Resoluciones motivadas y vías alternativas
Las respuestas empresariales:
- Deben ser individualizadas y motivadas
- No pueden cerrarse por silencio o por el mero transcurso del plazo
- Deben informar de mecanismos de resolución extrajudicial
La reclamación deja de ser un trámite y pasa a ser un procedimiento con garantías mínimas.
4. Atención telefónica: uno de los núcleos duros de la ley
La norma es especialmente exigente en este ámbito:
- El servicio no puede tener un coste superior a una llamada estándar.
- Los números de tarificación especial deben tener alternativa gratuita.
- Prohibida cualquier derivación encubierta a números de pago.
- El servicio de atención no puede generar ingresos para la empresa.
- El 95 % de las llamadas deben atenderse en menos de 3 minutos.
Atención. Aquí hay riesgo claro de incumplimiento masivo en sectores muy concretos.
5. Accesibilidad, idioma y colectivos vulnerables
La ley introduce obligaciones reforzadas en:
- Atención a personas mayores y con discapacidad
- Adaptación a competencias digitales reales
- Atención en la misma lengua en la que se formule la reclamación
- Prioridad en atención telefónica para colectivos vulnerables
Atención. Conecta directamente con políticas de igualdad, accesibilidad y ESG, cada vez más relevantes en auditorías y licitaciones.
6. Evaluación, auditoría y sanciones
Las empresas deberán:
- Implantar un sistema interno de evaluación de la calidad del servicio
- Someterlo a auditoría anual independiente
- Tener la documentación disponible para Consumo
El incumplimiento constituye infracción en materia de consumo, con sanciones conforme a la normativa estatal y autonómica.
7. Plazo de adaptación: el tiempo corre
La ley concede un plazo de 6 meses desde su entrada en vigor para adaptar:
- Protocolos
- Canales de atención
- Contratos y condiciones generales
- Formación del personal
- Sistemas tecnológicos
Para muchos operadores, este plazo será ajustado.

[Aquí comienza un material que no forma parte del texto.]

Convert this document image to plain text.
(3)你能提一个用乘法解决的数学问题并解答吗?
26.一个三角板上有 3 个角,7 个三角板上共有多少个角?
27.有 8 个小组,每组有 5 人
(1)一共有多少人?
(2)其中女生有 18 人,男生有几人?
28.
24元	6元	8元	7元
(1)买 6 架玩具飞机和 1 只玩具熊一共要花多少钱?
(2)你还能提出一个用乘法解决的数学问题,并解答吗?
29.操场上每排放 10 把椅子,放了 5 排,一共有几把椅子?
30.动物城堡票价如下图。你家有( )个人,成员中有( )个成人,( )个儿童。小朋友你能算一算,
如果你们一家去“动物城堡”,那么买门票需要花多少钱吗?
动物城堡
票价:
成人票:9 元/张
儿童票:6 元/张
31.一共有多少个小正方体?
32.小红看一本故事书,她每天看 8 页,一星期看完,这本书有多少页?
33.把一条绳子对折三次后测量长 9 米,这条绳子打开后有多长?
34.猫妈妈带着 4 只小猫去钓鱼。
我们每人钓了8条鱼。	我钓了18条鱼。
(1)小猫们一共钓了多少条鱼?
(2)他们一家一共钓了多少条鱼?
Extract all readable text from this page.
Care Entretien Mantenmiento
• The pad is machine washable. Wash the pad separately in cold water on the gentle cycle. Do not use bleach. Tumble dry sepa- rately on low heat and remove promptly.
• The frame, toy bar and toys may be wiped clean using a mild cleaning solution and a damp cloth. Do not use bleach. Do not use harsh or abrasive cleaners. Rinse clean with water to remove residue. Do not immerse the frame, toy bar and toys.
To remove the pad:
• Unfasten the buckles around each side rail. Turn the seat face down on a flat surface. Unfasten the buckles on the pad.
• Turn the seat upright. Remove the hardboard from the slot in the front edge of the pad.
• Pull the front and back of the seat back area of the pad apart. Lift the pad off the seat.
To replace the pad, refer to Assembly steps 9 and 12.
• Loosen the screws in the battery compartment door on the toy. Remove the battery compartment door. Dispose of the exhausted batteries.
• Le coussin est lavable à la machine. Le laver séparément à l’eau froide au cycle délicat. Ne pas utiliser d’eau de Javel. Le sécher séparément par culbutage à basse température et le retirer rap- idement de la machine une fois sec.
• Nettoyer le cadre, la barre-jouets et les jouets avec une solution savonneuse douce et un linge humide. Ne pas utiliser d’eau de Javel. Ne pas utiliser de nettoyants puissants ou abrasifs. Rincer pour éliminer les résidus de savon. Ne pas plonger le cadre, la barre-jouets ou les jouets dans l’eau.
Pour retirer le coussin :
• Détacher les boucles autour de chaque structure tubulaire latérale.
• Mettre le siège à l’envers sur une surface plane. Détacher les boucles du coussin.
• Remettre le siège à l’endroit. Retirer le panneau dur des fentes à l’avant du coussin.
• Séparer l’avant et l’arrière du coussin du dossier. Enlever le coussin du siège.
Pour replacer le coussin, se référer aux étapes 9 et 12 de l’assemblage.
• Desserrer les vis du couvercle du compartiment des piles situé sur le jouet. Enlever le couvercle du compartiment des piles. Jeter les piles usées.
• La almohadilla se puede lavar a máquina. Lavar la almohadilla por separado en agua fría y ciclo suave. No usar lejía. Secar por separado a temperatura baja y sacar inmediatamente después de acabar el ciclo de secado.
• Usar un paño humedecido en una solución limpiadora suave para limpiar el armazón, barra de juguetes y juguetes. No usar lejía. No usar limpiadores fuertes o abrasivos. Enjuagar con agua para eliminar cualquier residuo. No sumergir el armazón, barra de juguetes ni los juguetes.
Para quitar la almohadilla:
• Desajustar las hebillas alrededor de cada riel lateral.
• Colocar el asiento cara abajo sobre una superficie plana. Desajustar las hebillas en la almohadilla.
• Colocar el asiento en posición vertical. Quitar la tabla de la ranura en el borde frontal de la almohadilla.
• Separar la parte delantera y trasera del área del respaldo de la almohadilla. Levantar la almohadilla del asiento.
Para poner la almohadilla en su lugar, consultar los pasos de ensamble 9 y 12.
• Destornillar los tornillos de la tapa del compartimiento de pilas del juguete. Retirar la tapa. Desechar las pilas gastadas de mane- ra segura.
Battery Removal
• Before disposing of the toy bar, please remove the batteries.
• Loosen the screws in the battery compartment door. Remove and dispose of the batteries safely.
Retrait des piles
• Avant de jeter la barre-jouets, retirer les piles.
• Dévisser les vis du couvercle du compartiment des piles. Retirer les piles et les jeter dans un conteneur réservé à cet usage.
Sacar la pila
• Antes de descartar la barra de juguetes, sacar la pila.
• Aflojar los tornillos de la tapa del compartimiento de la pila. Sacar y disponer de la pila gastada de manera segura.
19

8. Dónde está el valor añadido
Esta norma abre un campo claro de actuación profesional:
- Auditoría preventiva de servicios de atención al cliente
- Revisión contractual y de condiciones generales
- Rediseño de procesos internos y protocolos de reclamación
- Acompañamiento en inspecciones y procedimientos sancionadores
- Formación a equipos internos
Atención. No es solo una norma de consumo: es compliance operativo puro.
La Ley 10/2025 marca un antes y un después. Quien la vea como una obligación formal llegará tarde. Quien la entienda como una pieza estratégica de cumplimiento y gestión del riesgo, llegará con ventaja. El mensaje es claro: la atención al cliente entra de lleno en el radar regulatorio y conviene anticiparse.